Work by David Fournier in the 1970s on development of highly parameterized integrated statistical models in fisheries motivated the development of the AUTODIF Library, and ultimately ADMB. The likelihood equations in these models are typically non-linear and estimates of the parameters are obtained by numerical methods.

Early in Fournier's work, it became clear that general numerical solutions to these likelihood problems could only be reliably achieved using function minimization algorithms that incorporate accurate information about the gradients of the likelihood surface. Computing the gradients (i.e. partial derivatives of the likelihood with respect to all model variables) must also be done with the same accuracy as the likelihood computation itself.

Fournier developed a protocol for writing code to compute the required derivatives based on the chain rule of differential calculus.
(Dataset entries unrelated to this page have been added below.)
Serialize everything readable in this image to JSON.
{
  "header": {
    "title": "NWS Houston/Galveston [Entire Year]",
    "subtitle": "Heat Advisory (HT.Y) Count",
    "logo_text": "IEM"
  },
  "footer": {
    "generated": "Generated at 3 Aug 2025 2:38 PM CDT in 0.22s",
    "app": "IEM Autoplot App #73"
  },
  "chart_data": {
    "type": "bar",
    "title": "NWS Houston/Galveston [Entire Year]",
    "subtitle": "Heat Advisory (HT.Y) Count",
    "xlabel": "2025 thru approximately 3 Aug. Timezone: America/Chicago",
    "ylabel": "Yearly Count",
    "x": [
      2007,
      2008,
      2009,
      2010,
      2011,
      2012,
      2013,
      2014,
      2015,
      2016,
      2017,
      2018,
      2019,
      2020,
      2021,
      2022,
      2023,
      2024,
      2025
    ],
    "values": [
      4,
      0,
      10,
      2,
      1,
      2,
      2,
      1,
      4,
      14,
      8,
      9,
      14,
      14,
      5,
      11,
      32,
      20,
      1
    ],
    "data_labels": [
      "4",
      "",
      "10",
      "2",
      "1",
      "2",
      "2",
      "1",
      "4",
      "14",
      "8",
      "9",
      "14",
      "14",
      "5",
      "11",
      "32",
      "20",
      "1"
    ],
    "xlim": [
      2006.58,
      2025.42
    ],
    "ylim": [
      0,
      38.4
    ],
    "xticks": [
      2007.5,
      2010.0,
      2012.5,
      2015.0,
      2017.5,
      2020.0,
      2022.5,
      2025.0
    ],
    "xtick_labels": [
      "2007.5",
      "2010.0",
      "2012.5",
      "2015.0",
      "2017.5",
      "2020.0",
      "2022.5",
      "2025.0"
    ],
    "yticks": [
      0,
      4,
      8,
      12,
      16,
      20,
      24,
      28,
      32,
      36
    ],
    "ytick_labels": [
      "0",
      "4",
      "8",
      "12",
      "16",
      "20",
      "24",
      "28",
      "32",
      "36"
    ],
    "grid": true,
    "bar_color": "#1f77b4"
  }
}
This protocol is very similar to the suite of methods that came to be known as ``reverse mode automatic differentiation .
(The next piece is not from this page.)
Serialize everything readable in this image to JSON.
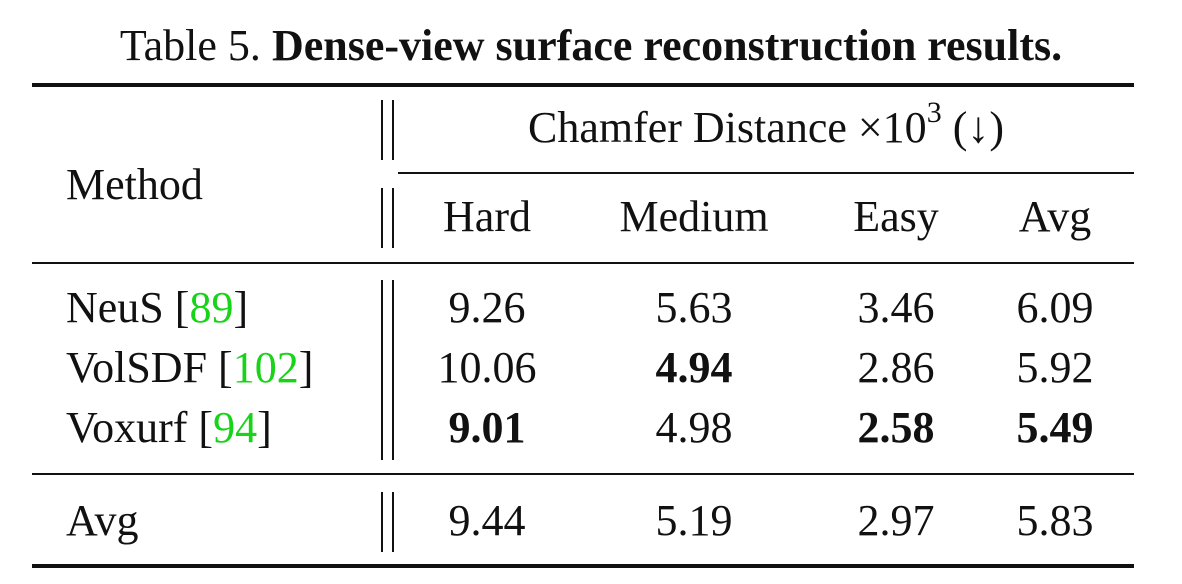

The statistical models using these methods typically included eight constituent code segments:

  1. the objective function;
  2. adjoint code to compute the partial derivatives of the objective function with respect to the parameters to be estimated;
  3. dedicated memory to contain intermediate data for derivative computations, known as the "gradient stack", and the software to manage it;
  4. a function minimizer;
  5. an algorithm to check that the derivatives are correct with respect to finite difference approximations;
  6. an algorithm to insert model parameters into a vector that can be manipulated by the function minimizer and the corresponding derivative code;
  7. an algorithm to return the parameter values to the likelihood computation and the corresponding derivative code; and
  8. an algorithm to compute the second partial derivatives of the objective unction with respect to the parameters to be estimated, the Hessian matrix.

Model developers are usually only interested in the first of these constituents. Any programming tools that can reduce the overhead of developing and maintaining the other seven will greatly increase their productivity.

Bjarne Stroustrup began development of C++ in the 1970s at Bell Labs as an enhancement to the C programming language. C++ spread widely, and by 1989, C++ compilers were available for personal computers. The polymorphism of C++ makes it possible to envisage a programming system in which all mathematical operators and functions can be overloaded to automatically compute the derivative contributions of every differentiable numerical operation in any computer program.